The statement stressed that countries that achieved rapid industrialization and sustained economic growth did so through deliberate investment in research and development.
It added that Nigeria cannot attain sustainable industrialization or long term competitiveness while remaining dependent on imported technologies and raw commodity exports.
TSF therefore described the Tinubu administration’s decision to commit up to $500 million annually to research and innovation as visionary and economically strategic.
The Forum noted that the initiative aligns with President Bola Tinubu’s vision of building a $1 trillion economy, arguing that no country can attain such economic status without sustained investment in science, technology, innovation, and industrial productivity.
It said a strong innovation ecosystem would help expand manufacturing capacity, improve productivity, strengthen food security, support renewable energy development, deepen digital transformation, improve healthcare systems, and create globally competitive industries capable of generating jobs and export earnings.

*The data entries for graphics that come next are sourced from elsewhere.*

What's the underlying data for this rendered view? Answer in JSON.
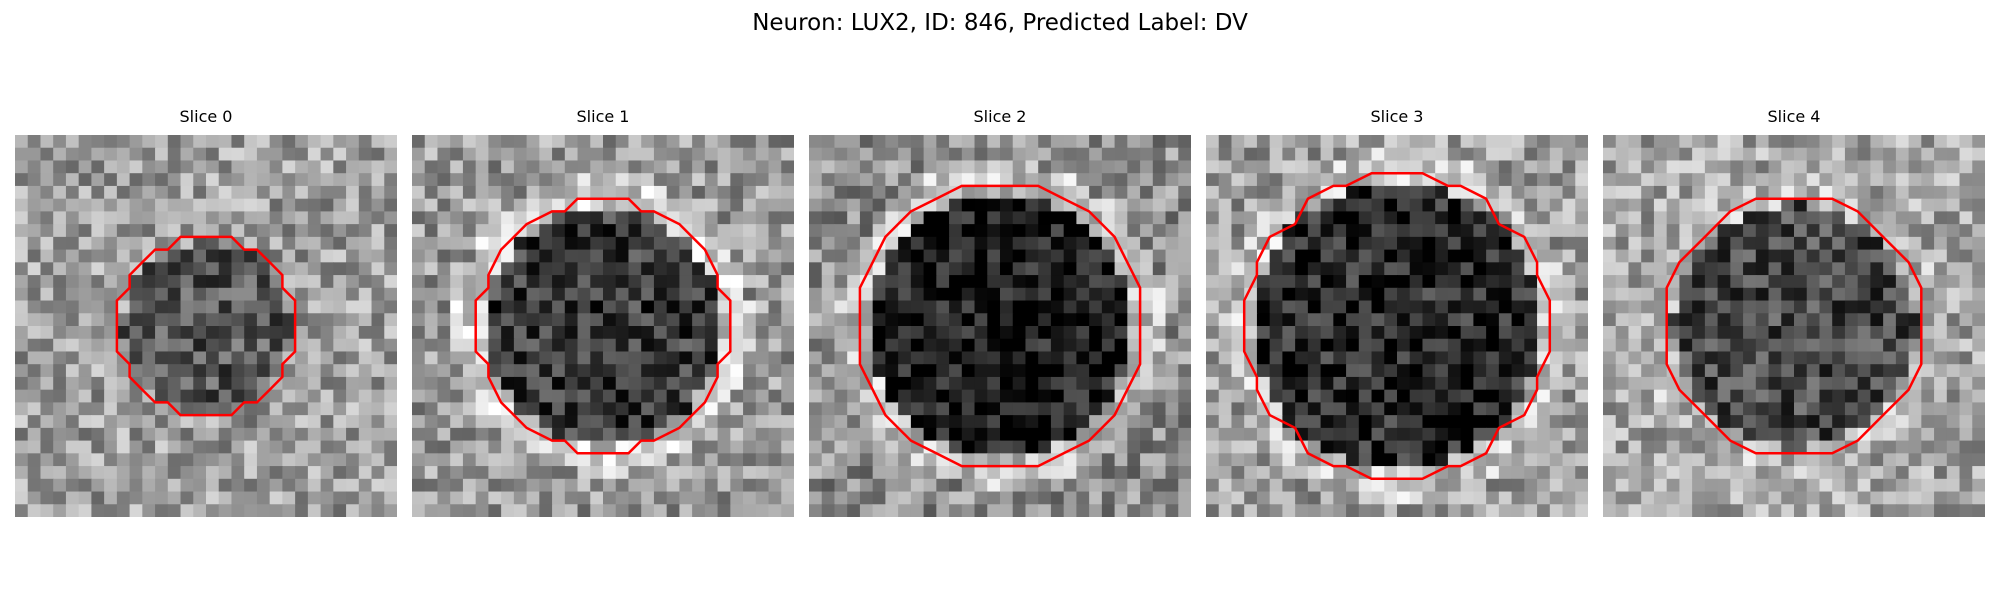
{
  "title": "Neuron: LUX2, ID: 846, Predicted Label: DV",
  "contour_color": "#ff0000",
  "colormap": "gray",
  "slices": [
    {
      "label": "Slice 0",
      "grid": 30,
      "radius": 0.24,
      "inner_level": 0.34,
      "outer_level": 0.62,
      "ring_level": 0.6
    },
    {
      "label": "Slice 1",
      "grid": 30,
      "radius": 0.33,
      "inner_level": 0.22,
      "outer_level": 0.6,
      "ring_level": 0.8
    },
    {
      "label": "Slice 2",
      "grid": 30,
      "radius": 0.37,
      "inner_level": 0.1,
      "outer_level": 0.55,
      "ring_level": 0.75
    },
    {
      "label": "Slice 3",
      "grid": 30,
      "radius": 0.4,
      "inner_level": 0.16,
      "outer_level": 0.62,
      "ring_level": 0.75
    },
    {
      "label": "Slice 4",
      "grid": 30,
      "radius": 0.34,
      "inner_level": 0.28,
      "outer_level": 0.65,
      "ring_level": 0.72
    }
  ]
}
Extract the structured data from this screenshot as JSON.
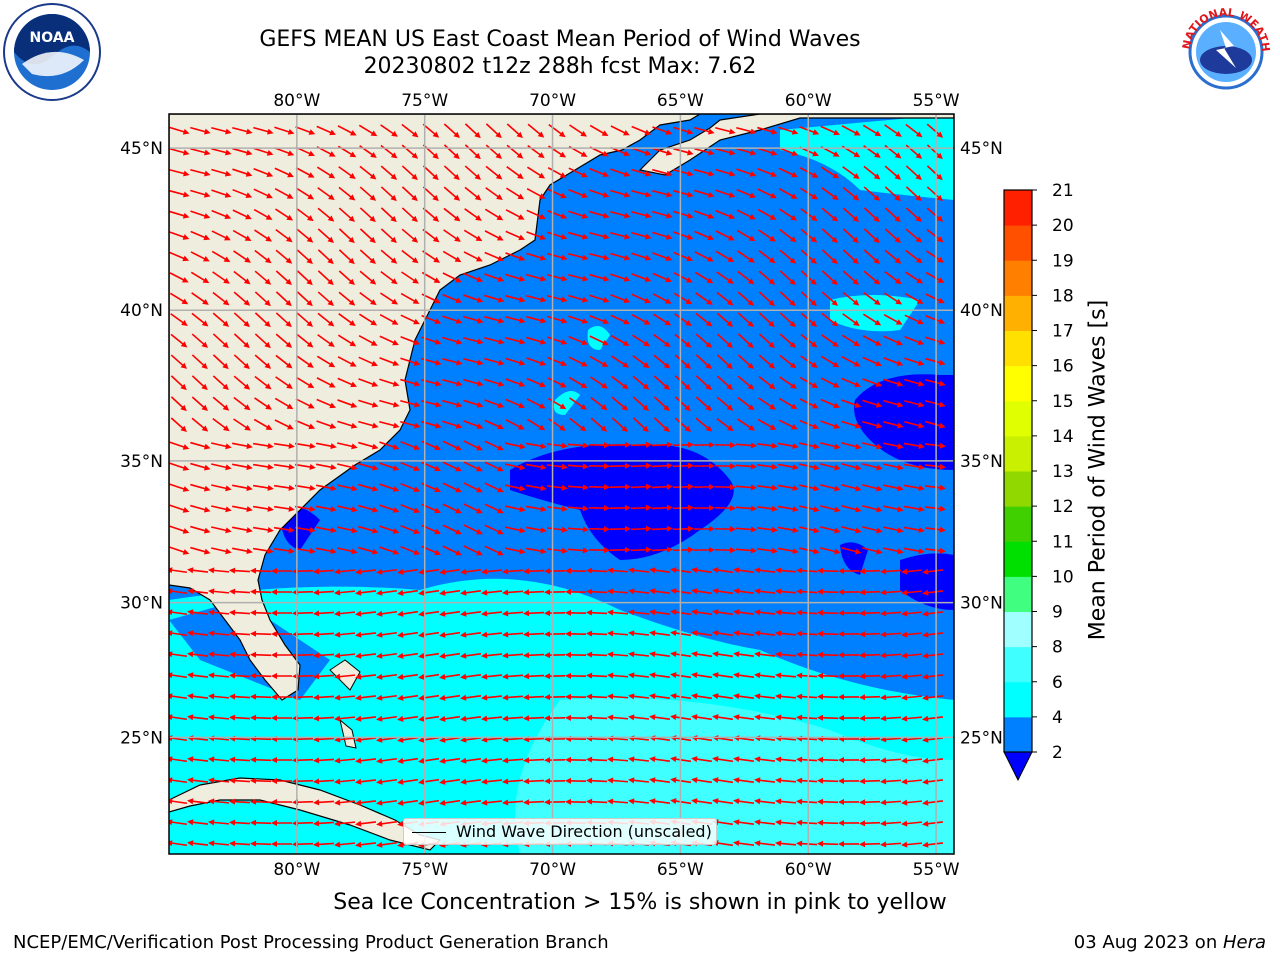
{
  "header": {
    "title_line1": "GEFS MEAN US East Coast Mean Period of Wind Waves",
    "title_line2": "20230802 t12z 288h fcst   Max: 7.62"
  },
  "logos": {
    "left": {
      "name": "noaa-logo",
      "text": "NOAA"
    },
    "right": {
      "name": "nws-logo",
      "text": "NATIONAL WEATHER SERVICE"
    }
  },
  "map": {
    "lon_range": [
      -85,
      -54.3
    ],
    "lat_range": [
      20.5,
      46
    ],
    "lon_ticks": [
      {
        "value": -80,
        "label": "80°W"
      },
      {
        "value": -75,
        "label": "75°W"
      },
      {
        "value": -70,
        "label": "70°W"
      },
      {
        "value": -65,
        "label": "65°W"
      },
      {
        "value": -60,
        "label": "60°W"
      },
      {
        "value": -55,
        "label": "55°W"
      }
    ],
    "lat_ticks": [
      {
        "value": 45,
        "label": "45°N"
      },
      {
        "value": 40,
        "label": "40°N"
      },
      {
        "value": 35,
        "label": "35°N"
      },
      {
        "value": 30,
        "label": "30°N"
      },
      {
        "value": 25,
        "label": "25°N"
      }
    ],
    "land_color": "#efeddd",
    "grid_color": "#b0b0b0",
    "arrow_color": "#ff0000",
    "legend_label": "Wind Wave Direction (unscaled)"
  },
  "colorbar": {
    "label": "Mean Period of Wind Waves [s]",
    "ticks": [
      "2",
      "4",
      "6",
      "8",
      "9",
      "10",
      "11",
      "12",
      "13",
      "14",
      "15",
      "16",
      "17",
      "18",
      "19",
      "20",
      "21"
    ],
    "colors": [
      "#0080ff",
      "#00ffff",
      "#40ffff",
      "#a0ffff",
      "#40ff80",
      "#00e000",
      "#40d000",
      "#90d800",
      "#c8f000",
      "#e0ff00",
      "#ffff00",
      "#ffe000",
      "#ffb000",
      "#ff8000",
      "#ff5000",
      "#ff2000",
      "#ff0000"
    ],
    "under_color": "#0000ff"
  },
  "caption": "Sea Ice Concentration > 15% is shown in pink to yellow",
  "footer": {
    "left": "NCEP/EMC/Verification Post Processing Product Generation Branch",
    "right_date": "03 Aug 2023 on ",
    "right_machine": "Hera"
  }
}
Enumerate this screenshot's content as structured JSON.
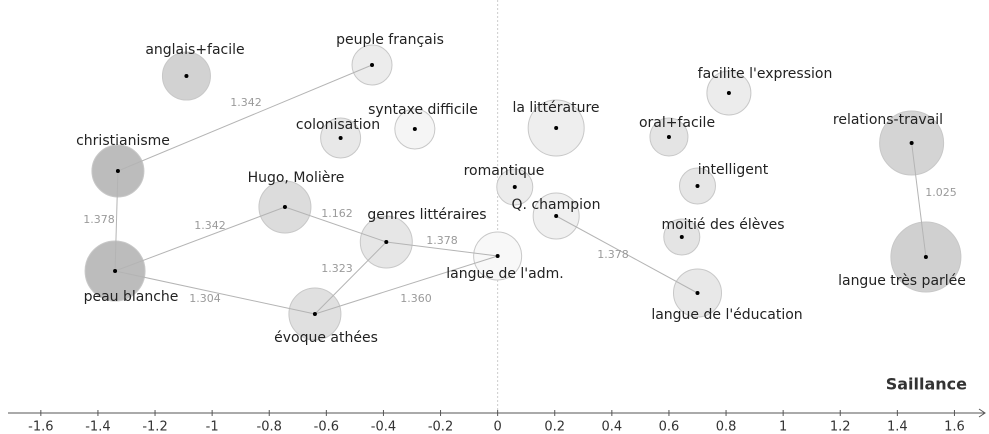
{
  "chart_data": {
    "type": "network",
    "x_label": "Saillance",
    "xlim": [
      -1.715,
      1.707
    ],
    "xticks": [
      -1.6,
      -1.4,
      -1.2,
      -1,
      -0.8,
      -0.6,
      -0.4,
      -0.2,
      0,
      0.2,
      0.4,
      0.6,
      0.8,
      1,
      1.2,
      1.4,
      1.6
    ],
    "nodes": [
      {
        "name": "anglais+facile",
        "x": -1.09,
        "size": 24,
        "color": "#d2d2d2"
      },
      {
        "name": "peuple français",
        "x": -0.44,
        "size": 20,
        "color": "#ececec"
      },
      {
        "name": "christianisme",
        "x": -1.33,
        "size": 26,
        "color": "#bcbcbc"
      },
      {
        "name": "syntaxe difficile",
        "x": -0.29,
        "size": 20,
        "color": "#f5f5f5"
      },
      {
        "name": "colonisation",
        "x": -0.55,
        "size": 20,
        "color": "#e8e8e8"
      },
      {
        "name": "la littérature",
        "x": 0.205,
        "size": 28,
        "color": "#eeeeee"
      },
      {
        "name": "oral+facile",
        "x": 0.6,
        "size": 19,
        "color": "#e4e4e4"
      },
      {
        "name": "facilite l'expression",
        "x": 0.81,
        "size": 22,
        "color": "#ececec"
      },
      {
        "name": "relations-travail",
        "x": 1.45,
        "size": 32,
        "color": "#d4d4d4"
      },
      {
        "name": "romantique",
        "x": 0.06,
        "size": 18,
        "color": "#ececec"
      },
      {
        "name": "intelligent",
        "x": 0.7,
        "size": 18,
        "color": "#e6e6e6"
      },
      {
        "name": "Hugo, Molière",
        "x": -0.745,
        "size": 26,
        "color": "#dcdcdc"
      },
      {
        "name": "Q. champion",
        "x": 0.205,
        "size": 23,
        "color": "#f0f0f0"
      },
      {
        "name": "genres littéraires",
        "x": -0.39,
        "size": 26,
        "color": "#e6e6e6"
      },
      {
        "name": "moitié des élèves",
        "x": 0.645,
        "size": 18,
        "color": "#e4e4e4"
      },
      {
        "name": "langue de l'adm.",
        "x": 0,
        "size": 24,
        "color": "#f8f8f8"
      },
      {
        "name": "langue très parlée",
        "x": 1.5,
        "size": 35,
        "color": "#d0d0d0"
      },
      {
        "name": "peau blanche",
        "x": -1.34,
        "size": 30,
        "color": "#bcbcbc"
      },
      {
        "name": "langue de l'éducation",
        "x": 0.7,
        "size": 24,
        "color": "#e8e8e8"
      },
      {
        "name": "évoque athées",
        "x": -0.64,
        "size": 26,
        "color": "#e0e0e0"
      }
    ],
    "edges": [
      {
        "source": "christianisme",
        "target": "peuple français",
        "weight": 1.342
      },
      {
        "source": "christianisme",
        "target": "peau blanche",
        "weight": 1.378
      },
      {
        "source": "peau blanche",
        "target": "Hugo, Molière",
        "weight": 1.342
      },
      {
        "source": "peau blanche",
        "target": "évoque athées",
        "weight": 1.304
      },
      {
        "source": "Hugo, Molière",
        "target": "genres littéraires",
        "weight": 1.162
      },
      {
        "source": "genres littéraires",
        "target": "évoque athées",
        "weight": 1.323
      },
      {
        "source": "genres littéraires",
        "target": "langue de l'adm.",
        "weight": 1.378
      },
      {
        "source": "évoque athées",
        "target": "langue de l'adm.",
        "weight": {
          "value": 1.36,
          "label": "1.360"
        }
      },
      {
        "source": "Q. champion",
        "target": "langue de l'éducation",
        "weight": 1.378
      },
      {
        "source": "relations-travail",
        "target": "langue très parlée",
        "weight": 1.025
      }
    ]
  }
}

TSF also welcomed the proposed governance structure of the fund under the Federal Ministry of Innovation, Science and Technology, with oversight by the National Council on Research and Innovation chaired by Vice President Kashim Shettima.
However, the Forum stressed that the credibility and long-
term success of the initiative would depend on transparency, merit, institutional independence, competitiveness, and measurable outcomes.
It urged the Federal Government to ensure that the implementation framework is protected from political interference and supported by independent review mechanisms that evaluate projects based on scientific quality, innovation potential, national relevance, commercial viability, and developmental impact.
The group also called for complementary reforms in intellectual property protection, patent registration systems, laboratory infrastructure, innovation financing, technology incubation, and private sector incentives to ensure that research outputs from Nigerian institutions are successfully commercialised and integrated into industry.